With its built-in touchscreen and dual display, it's no surprise that the Nintendo 3DS is host to a plethora of applications and games based around drawing and creating. Comic Workshop, an application focused on the premise of creating pages for manga comics, is just one example from the selection of well-received products in this genre. Though released just under a year ago, Collavier Corporation has taken it upon itself to expand upon the original and release Comic Workshop 2, a 3DS application that does exactly what you would expect from it.

Just like the app that came before it, Comic Workshop 2 is a fully-featured drawing tool that places its emphasis on comics and manga. The option to freely draw on a blank canvas is present, but the defining feature is the canvas options that are pre-set to manga page dimensions, equipped with an array of different comic panel shapes and sizes. Though it may not be the most effective all-around creative tool available on the 3DS, it is definitely the best for those who want a digital canvas specifically for the comics medium.

All of the tools from the previous instalment are present, from pencils to a picture importer and even stamp rollers. The assortment of items at your disposal doesn't come close to more sophisticated drawing and editing programs usually found on home computers, but the selection is surprisingly vast. Most of the available tools can also be customized in one way or another, allowing for an added level of creativity when mixing the perfect colour or deciding the necessary line weight for your next work of art. As limited as the tools are compared to professional programs, a lot can be done with them if you're willing to put in the time to customize.
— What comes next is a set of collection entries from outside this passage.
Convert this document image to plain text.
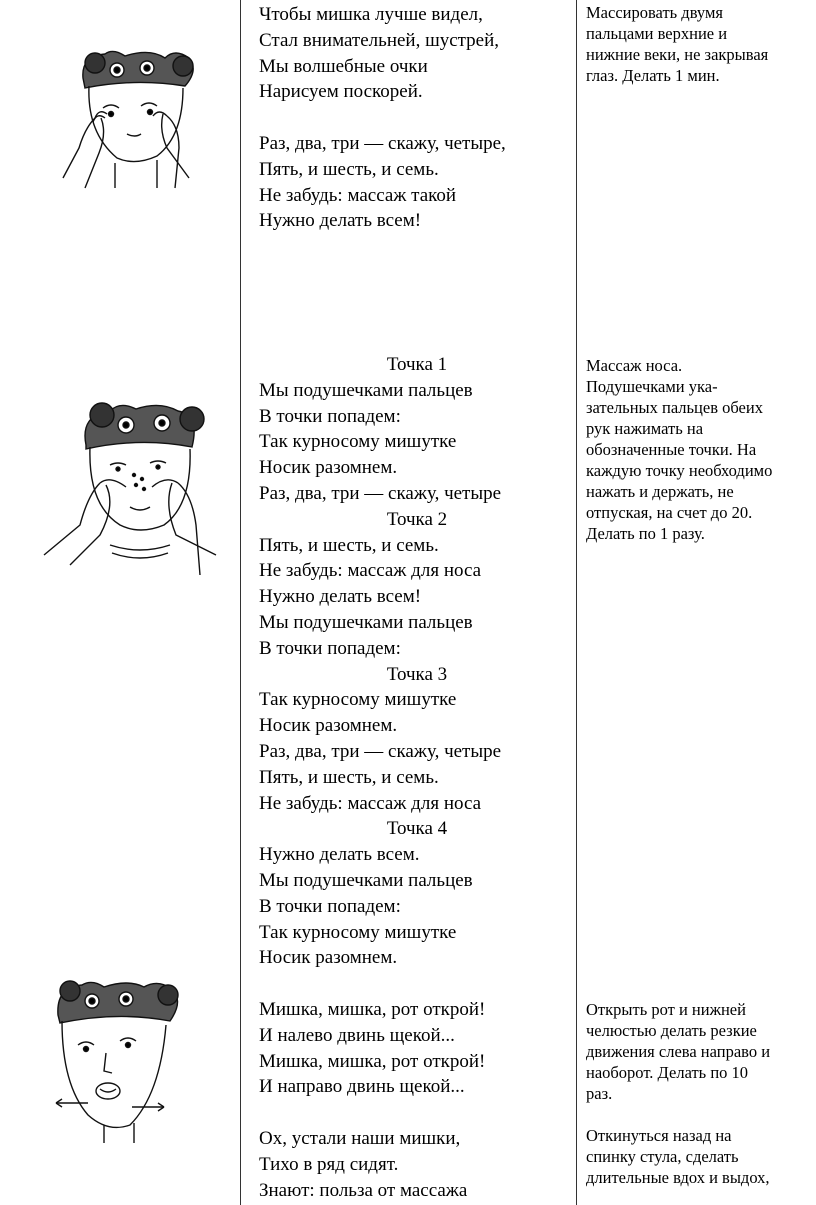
Чтобы мишка лучше видел,
Стал внимательней, шустрей,
Мы волшебные очки
Нарисуем поскорей.
Раз, два, три — скажу, четыре,
Пять, и шесть, и семь.
Не забудь: массаж такой
Нужно делать всем!
Массировать двумя
пальцами верхние и
нижние веки, не закрывая
глаз. Делать 1 мин.
Точка 1
Мы подушечками пальцев
В точки попадем:
Так курносому мишутке
Носик разомнем.
Раз, два, три — скажу, четыре
Точка 2
Пять, и шесть, и семь.
Не забудь: массаж для носа
Нужно делать всем!
Мы подушечками пальцев
В точки попадем:
Точка 3
Так курносому мишутке
Носик разомнем.
Раз, два, три — скажу, четыре
Пять, и шесть, и семь.
Не забудь: массаж для носа
Точка 4
Нужно делать всем.
Мы подушечками пальцев
В точки попадем:
Так курносому мишутке
Носик разомнем.
Массаж носа.
Подушечками ука-
зательных пальцев обеих
рук нажимать на
обозначенные точки. На
каждую точку необходимо
нажать и держать, не
отпуская, на счет до 20.
Делать по 1 разу.
Мишка, мишка, рот открой!
И налево двинь щекой...
Мишка, мишка, рот открой!
И направо двинь щекой...
Ох, устали наши мишки,
Тихо в ряд сидят.
Знают: польза от массажа
Открыть рот и нижней
челюстью делать резкие
движения слева направо и
наоборот. Делать по 10
раз.
Откинуться назад на
спинку стула, сделать
длительные вдох и выдох,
The controls here are exactly what you would expect from a drawing application on the 3DS. The console's touchscreen is used for the majority of inputs, from creating your art to navigating the menus, but there are physical inputs tied to most of these actions as well. The combined use of the touchscreen and hard buttons makes for a seamless experience once you've got all of the shortcuts down. Furthering the idea of this being an ultimately user-friendly experience is the ability to customize your tool menus. If there is a particular tool that you use frequently, or simply one that you happen to be using a lot for a particular project, moving it to the forefront of your digital toolbox is as easy as tapping and dragging it into place. Unlike the Art Academy games, there are no tips for fledgling artists who need a little help creatively, but there is a tutorial that explains all of the tools at hand.

As an application built on the premise of creating art, it's no surprise that sharing your work is a big part of Comic Workshop 2 as well. Finished drawings can easily be exported to an SD card and shared outside of the console, but a big addition here is the ability to post your creations on Miiverse. The lack of Miiverse posting was a prominent issue that we took with the original Comic Workshop, but an effective workaround has been put in place to make sharing feasible. The issue with sharing arises from the ability to import photographs on the 3DS into your drawings, a restriction that is completely understandable in following Nintendo's insistence on hosting a family-friendly social forum. In Comic Workshop 2, if you create a drawing without importing a photo, you can easily share it on Miiverse. If you do choose to feature a photograph in your art, then it is locked from being posted. It's a simple solution to weighty problem, and it's one that makes Comic Workshop 2 all the more enjoyable to use. In this age of the Internet, if the instant gratification received from sharing your art isn't available, then what's the point at all?

Conclusion

Without sugarcoating it, Comic Workshop 2 is nearly identical to the original Comic Workshop application that released just under a year ago. There are a few minor tweaks that optimize the overall package, including the notable ability to post your creations to Miiverse, but it hardly feels like a completely new release. All of the changes seen here are welcome improvements, but they feel like things that should have been patched as a free update to Comic Workshop rather than released as a numbered sequel. That being said, if you skipped the first Comic Workshop this is an excellent application that offers up a wide array of virtual equipment that makes both creating and sharing comics and manga a breeze.